I’m not on social media, so I’m purposely not privy to a certain amount of the fan chatter. Although, I was certainly aware of it on Sons of Anarchy. But in terms of Wendy and Billions, so far I think that people are interested and excited by her. Sons of Anarchy really appealed to the tribal aspect of people’s natures so I found it kind of hilarious. [Co-star] Katey Sagal would go to these conventions where people ask you to sign pictures. And after Season Six, people were coming up to her with carving forks and asking her to sign them. And I just found that unbelievably funny. I didn’t take it very personally.
Between Billions and The Big Short and the success of Bernie Sanders, there seems to be a resurgence in pop culture of stories about the financial system.
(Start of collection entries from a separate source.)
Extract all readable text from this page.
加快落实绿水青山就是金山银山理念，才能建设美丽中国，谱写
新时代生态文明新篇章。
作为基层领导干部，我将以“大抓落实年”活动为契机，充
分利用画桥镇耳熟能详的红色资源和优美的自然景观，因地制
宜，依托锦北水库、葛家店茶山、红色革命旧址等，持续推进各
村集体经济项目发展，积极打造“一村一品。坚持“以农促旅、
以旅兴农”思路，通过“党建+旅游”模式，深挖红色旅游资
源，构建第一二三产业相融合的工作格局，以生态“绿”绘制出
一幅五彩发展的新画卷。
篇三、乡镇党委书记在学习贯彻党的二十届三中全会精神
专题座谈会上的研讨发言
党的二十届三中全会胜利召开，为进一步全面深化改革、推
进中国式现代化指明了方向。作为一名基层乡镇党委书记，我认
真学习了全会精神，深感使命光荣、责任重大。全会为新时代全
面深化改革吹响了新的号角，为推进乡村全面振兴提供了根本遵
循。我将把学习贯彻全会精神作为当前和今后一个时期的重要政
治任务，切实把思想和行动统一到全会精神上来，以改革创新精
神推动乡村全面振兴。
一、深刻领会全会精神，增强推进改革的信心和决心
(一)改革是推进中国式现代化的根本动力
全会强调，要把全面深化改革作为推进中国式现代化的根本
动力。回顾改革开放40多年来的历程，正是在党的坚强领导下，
Why do you think that is?
I just think there’s a lot of increased scrutiny of the world, as there should be, in the fallout of 2008 and the financial collapse. So I think people are maybe recovered enough that they can listen to the stories in a fictional context. There is perhaps just enough distance that people are ready to take it in in these forms and digest it and think about it. And maybe be entertained along the way, maybe be provoked. But I think that the whole world is thinking about it. It’s on our minds so it makes sense that it’s in the culture.
Meanwhile, we have a brash billionaire leading the Republican race for president. Has working on this show given you any insight into what a President Trump would mean for the country?
I don’t think working on this show has refreshed or invigorated my opinions about it. I think he speaks for himself.
On the show, Damian’s character does give us this look into the mind of a billionaire, this rare, exotic breed. What is it about that character that you think is so compelling for people?
Well, I guess it does relate a little bit to the question of Donald Trump. I think somebody who has that much money assumes a certain amount of power in the world. And the waters part for him. [Bobby Axelrod] does exactly what he wants to do and meetings start when he shows up and he flies to Quebec to see Metallica because he can and he’s got his private jet. That kind of freedom is the thing that is so bizarre and interesting to watch. And I think one of the things that this show does well is show that he is constricted psychically and emotionally. So you have this duality of someone who seemingly has carte blanche and is suffering under the weight of his own mind and heart. Because at the end of the day he’s human. And even Donald Trump is a human being.
We’re just about approaching the halfway point of the first season. Anything you can tease about what’s to come?
There’s a climax halfway through the season and then there’s a kind of a reboot for the second half. And I think that structurally that’s really interesting. You only ever see Chuck and Axe meet a few times. And I think the creators have done a brilliant job spacing that out and letting the audience wait for it and build up to it. So I think one thing you can expect is that there will one or two more incredibly exciting encounters between those two actors.